He dresses up history and his students like the fit
The students in Chuck Olynyk’s world history class will learn about the Hundred Years’ War by helping him dress for it.
It’s not unusual for their teacher to bound around his room at Roosevelt High School — or the “O-zone,” as it’s known — wearing armor made of aluminum or a puffy tunic as he takes his students on a journey through history.
But even for Olynyk, this day is a little different. For one, he tells his students not to bother taking notes. None of this lesson will show up on a test — it’s “enrichment,” he says. He wants to show them that the uniform of a knight isn’t what they see in the movies: easy to maneuver or even remotely comfortable. It’s hot, it’s heavy, it’s stinky, and it makes whoever is wearing it walk with the stiff-jointed gait of RoboCop.
He asks for volunteers. A few boys come up and assist him as a couple of girls snicker off to the side.
They put on the coat with chain mail and tie the aluminum plates onto his torso. When it comes to the neck brace, he warns them to be careful — a student in an earlier period put it on so tight it “nearly snapped my head like a zit,” he said. (“I don’t have a neck!” he told them. “We have to pretend I have a neck!”)
Within minutes, they had transformed their teacher into a knight.
Olynyk, a veteran teacher, has amassed a wardrobe spanning ancient Greece to the end of the 19th century. He often spends more than $2,000 a year on his classroom, mostly on the costumes and props central to his lessons. He creates most of them himself, or they’re given to him by friends. The armor plates, for instance, were homemade, and the knight’s helmet was inherited from a friend.
“It’s awkward for me to move in. I have to plan my bathroom breaks,” he said, complaining about the period wear. But he wouldn’t have it any other way. He think it makes a difference, encouraging his students to become engaged with distant times and connect their own lives with history.

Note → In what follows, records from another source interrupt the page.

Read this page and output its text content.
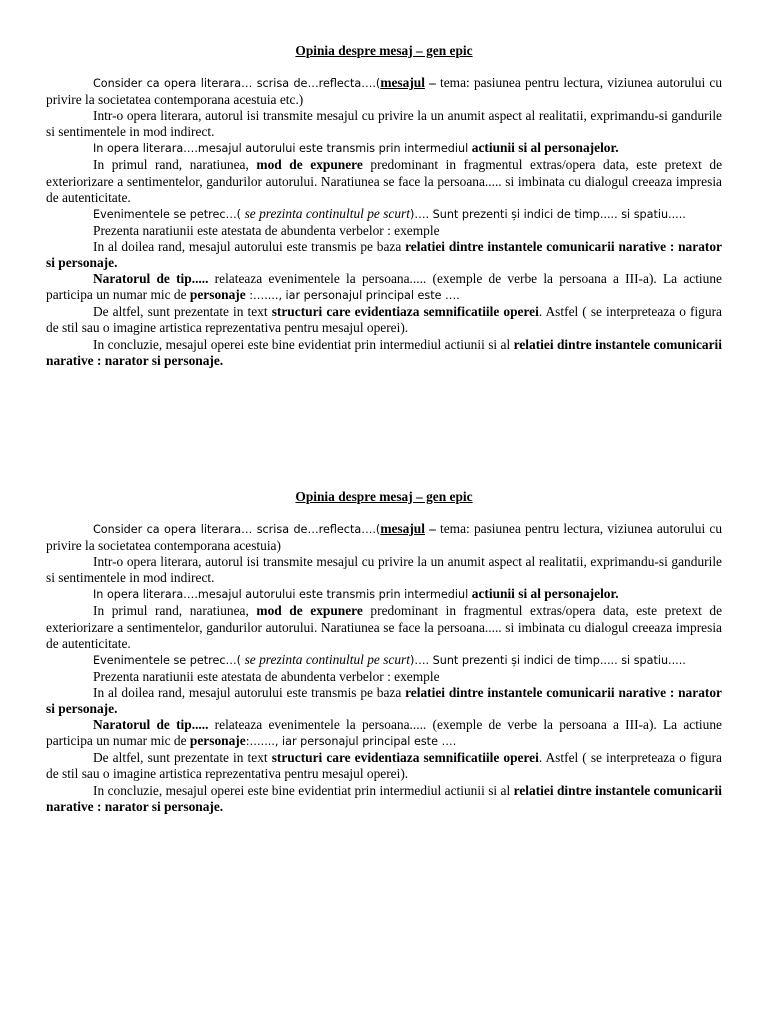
Opinia despre mesaj – gen epic

Consider ca opera literara… scrisa de…reflecta….(mesajul – tema: pasiunea pentru lectura, viziunea autorului cu privire la societatea contemporana acestuia etc.)

Intr-o opera literara, autorul isi transmite mesajul cu privire la un anumit aspect al realitatii, exprimandu-si gandurile si sentimentele in mod indirect.

In opera literara….mesajul autorului este transmis prin intermediul actiunii si al personajelor.

In primul rand, naratiunea, mod de expunere predominant in fragmentul extras/opera data, este pretext de exteriorizare a sentimentelor, gandurilor autorului. Naratiunea se face la persoana..... si imbinata cu dialogul creeaza impresia de autenticitate.

Evenimentele se petrec…( se prezinta continultul pe scurt)…. Sunt prezenti și indici de timp..... si spatiu.....

Prezenta naratiunii este atestata de abundenta verbelor : exemple

In al doilea rand, mesajul autorului este transmis pe baza relatiei dintre instantele comunicarii narative : narator si personaje.

Naratorul de tip..... relateaza evenimentele la persoana..... (exemple de verbe la persoana a III-a). La actiune participa un numar mic de personaje :…...., iar personajul principal este ….

De altfel, sunt prezentate in text structuri care evidentiaza semnificatiile operei. Astfel ( se interpreteaza o figura de stil sau o imagine artistica reprezentativa pentru mesajul operei).

In concluzie, mesajul operei este bine evidentiat prin intermediul actiunii si al relatiei dintre instantele comunicarii narative : narator si personaje.

Opinia despre mesaj – gen epic

Consider ca opera literara… scrisa de…reflecta….(mesajul – tema: pasiunea pentru lectura, viziunea autorului cu privire la societatea contemporana acestuia)

Intr-o opera literara, autorul isi transmite mesajul cu privire la un anumit aspect al realitatii, exprimandu-si gandurile si sentimentele in mod indirect.

In opera literara….mesajul autorului este transmis prin intermediul actiunii si al personajelor.

In primul rand, naratiunea, mod de expunere predominant in fragmentul extras/opera data, este pretext de exteriorizare a sentimentelor, gandurilor autorului. Naratiunea se face la persoana..... si imbinata cu dialogul creeaza impresia de autenticitate.

Evenimentele se petrec…( se prezinta continultul pe scurt)…. Sunt prezenti și indici de timp..... si spatiu.....

Prezenta naratiunii este atestata de abundenta verbelor : exemple

In al doilea rand, mesajul autorului este transmis pe baza relatiei dintre instantele comunicarii narative : narator si personaje.

Naratorul de tip..... relateaza evenimentele la persoana..... (exemple de verbe la persoana a III-a). La actiune participa un numar mic de personaje:…...., iar personajul principal este ….

De altfel, sunt prezentate in text structuri care evidentiaza semnificatiile operei. Astfel ( se interpreteaza o figura de stil sau o imagine artistica reprezentativa pentru mesajul operei).

In concluzie, mesajul operei este bine evidentiat prin intermediul actiunii si al relatiei dintre instantele comunicarii narative : narator si personaje.
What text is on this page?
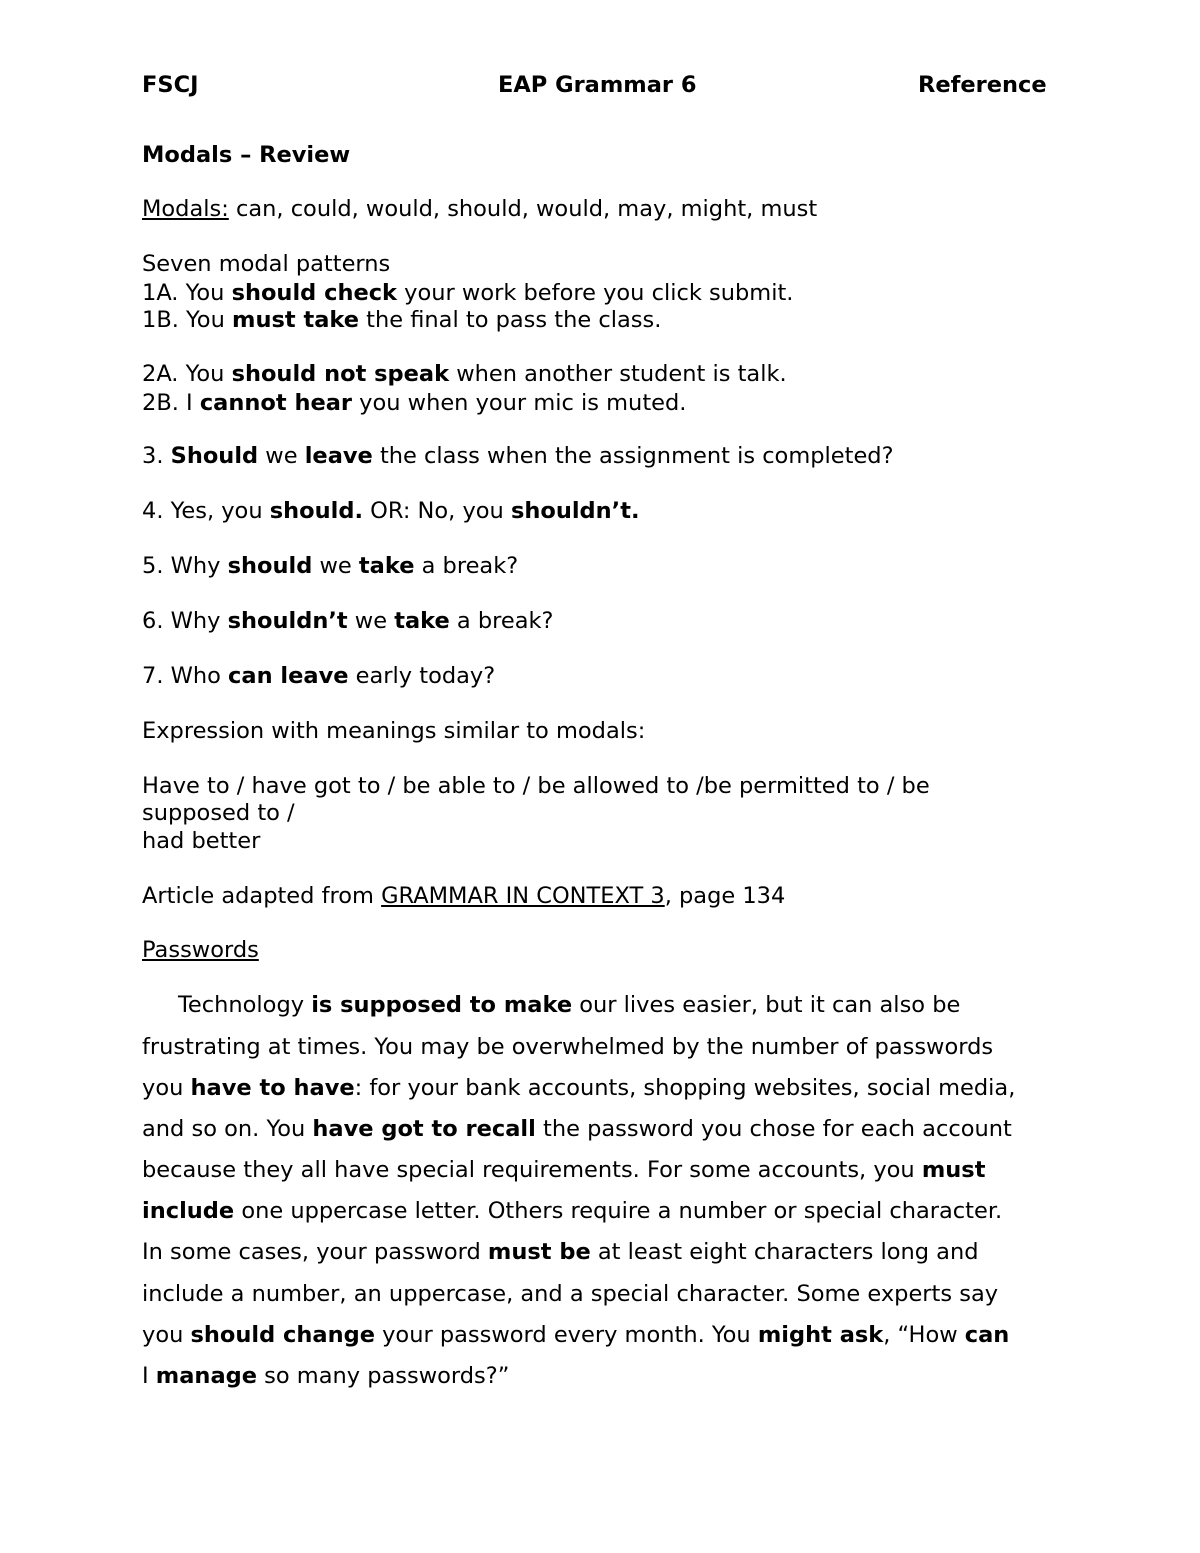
FSCJ	EAP Grammar 6	Reference
Modals – Review
Modals: can, could, would, should, would, may, might, must
Seven modal patterns
1A. You should check your work before you click submit.
1B. You must take the final to pass the class.
2A. You should not speak when another student is talk.
2B. I cannot hear you when your mic is muted.
3. Should we leave the class when the assignment is completed?
4. Yes, you should. OR: No, you shouldn’t.
5. Why should we take a break?
6. Why shouldn’t we take a break?
7. Who can leave early today?
Expression with meanings similar to modals:
Have to / have got to / be able to / be allowed to /be permitted to / be
supposed to /
had better
Article adapted from GRAMMAR IN CONTEXT 3, page 134
Passwords
Technology is supposed to make our lives easier, but it can also be
frustrating at times. You may be overwhelmed by the number of passwords
you have to have: for your bank accounts, shopping websites, social media,
and so on. You have got to recall the password you chose for each account
because they all have special requirements. For some accounts, you must
include one uppercase letter. Others require a number or special character.
In some cases, your password must be at least eight characters long and
include a number, an uppercase, and a special character. Some experts say
you should change your password every month. You might ask, “How can
I manage so many passwords?”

Olynyk, in his second year at Roosevelt after many years at Fremont High School, has a theory: 10th grade is about the time a number of students decide if they are going to drop out. He’s betting that if he can get them to like just one class — his — what will stop them from getting involved in another, and maybe just hanging around?
Esteban Lopez, a longtime teacher at Roosevelt and Olynyk’s teaching partner last year, said educators have to find ways to keep their students’ attention. “This is a school that no longer has electives or the fun things,” said Lopez, an 11th-grade English instructor who favors button-down shirts and ties.

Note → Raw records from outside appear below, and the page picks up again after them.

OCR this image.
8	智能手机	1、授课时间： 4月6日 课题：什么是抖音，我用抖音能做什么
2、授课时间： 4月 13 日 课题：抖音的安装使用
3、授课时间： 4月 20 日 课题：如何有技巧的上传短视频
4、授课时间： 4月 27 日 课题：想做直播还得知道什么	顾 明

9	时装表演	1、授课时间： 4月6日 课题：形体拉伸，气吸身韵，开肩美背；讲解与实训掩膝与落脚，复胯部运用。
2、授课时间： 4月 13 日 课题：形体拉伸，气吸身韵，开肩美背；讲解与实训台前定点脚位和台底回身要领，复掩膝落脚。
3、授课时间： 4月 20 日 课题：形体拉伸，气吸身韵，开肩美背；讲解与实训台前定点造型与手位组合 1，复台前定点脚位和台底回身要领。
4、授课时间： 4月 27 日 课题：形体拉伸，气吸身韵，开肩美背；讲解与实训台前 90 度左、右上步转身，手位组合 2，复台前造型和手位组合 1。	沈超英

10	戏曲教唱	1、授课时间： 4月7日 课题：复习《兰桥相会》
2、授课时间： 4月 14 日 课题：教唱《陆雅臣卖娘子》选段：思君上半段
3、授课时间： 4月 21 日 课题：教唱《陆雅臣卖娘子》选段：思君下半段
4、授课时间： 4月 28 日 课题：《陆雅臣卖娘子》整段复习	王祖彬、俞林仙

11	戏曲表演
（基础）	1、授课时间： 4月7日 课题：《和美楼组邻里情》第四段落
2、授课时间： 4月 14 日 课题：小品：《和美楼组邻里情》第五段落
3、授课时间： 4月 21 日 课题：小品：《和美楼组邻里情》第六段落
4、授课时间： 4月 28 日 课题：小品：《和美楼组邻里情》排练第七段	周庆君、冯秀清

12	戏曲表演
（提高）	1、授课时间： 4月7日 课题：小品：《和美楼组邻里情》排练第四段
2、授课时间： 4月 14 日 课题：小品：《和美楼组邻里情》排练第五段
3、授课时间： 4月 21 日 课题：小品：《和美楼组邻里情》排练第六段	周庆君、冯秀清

Dressing up “is another thing a teacher can do to catch them or try to engage them.”
Olynyk sees himself in his students. Like many of them, he’s the child of immigrants; his Ukrainian parents didn’t speak English well and couldn’t give him all the educational support he needed at home. “I am not willing to let their reading ability or a lack of a language ability stand in the way,” he said.

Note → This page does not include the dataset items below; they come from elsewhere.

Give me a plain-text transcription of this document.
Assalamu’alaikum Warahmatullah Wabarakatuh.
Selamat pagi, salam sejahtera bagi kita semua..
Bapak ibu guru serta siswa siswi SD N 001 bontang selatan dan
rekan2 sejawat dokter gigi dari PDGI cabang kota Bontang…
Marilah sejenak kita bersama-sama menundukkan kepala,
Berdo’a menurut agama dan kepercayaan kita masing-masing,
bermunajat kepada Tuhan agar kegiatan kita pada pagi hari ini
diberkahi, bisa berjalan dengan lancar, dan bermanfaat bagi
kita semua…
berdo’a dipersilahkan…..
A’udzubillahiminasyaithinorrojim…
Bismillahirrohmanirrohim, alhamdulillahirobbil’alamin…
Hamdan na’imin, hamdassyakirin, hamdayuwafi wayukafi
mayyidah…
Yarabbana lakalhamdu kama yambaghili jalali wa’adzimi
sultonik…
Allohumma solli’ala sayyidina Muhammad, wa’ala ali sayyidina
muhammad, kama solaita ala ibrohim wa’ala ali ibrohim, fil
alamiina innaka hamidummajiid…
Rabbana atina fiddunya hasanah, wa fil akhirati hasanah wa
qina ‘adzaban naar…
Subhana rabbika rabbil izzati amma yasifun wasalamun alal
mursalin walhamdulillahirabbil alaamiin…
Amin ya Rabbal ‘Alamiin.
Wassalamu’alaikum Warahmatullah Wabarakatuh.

Students have gravitated toward him. Members of the drill team stow their bags in his room, and students hit him up for fundraisers. He even shows up at football games — dressed, of course, as one of Theodore Roosevelt’s Rough Riders (the school’s nickname).
In the classroom, it appears his concept has worked. Students say his class isn’t as boring as others, and they can venture through history with Olynyk’s costume as a point of reference.
“It’s cool, it grabs your attention,” said Claudia Espinoza. “It makes you actually want to learn, because you see it.”
Griselda Avalos said her favorite was when Olynyk dressed as an old-school gangster, which she thought was for the lesson on medieval times.
But Juan Herrera corrected her. It was the Renaissance.
Al Lewis, principal of the humanities and arts school on the Boyle Heights campus, said Olynyk didn’t come to his job interview in a period costume, but he did show up with a portfolio of photos. Although the costumes are catchy, Lewis has found that Olynyk’s success in reaching students has to do with much more than what he wears.
Beneath the coat of armor and his wicked sense of humor, Lewis said, is a good teacher who cares deeply about his students and whether they learn.
“A suit of armor,” Lewis said, “only gets you so far.”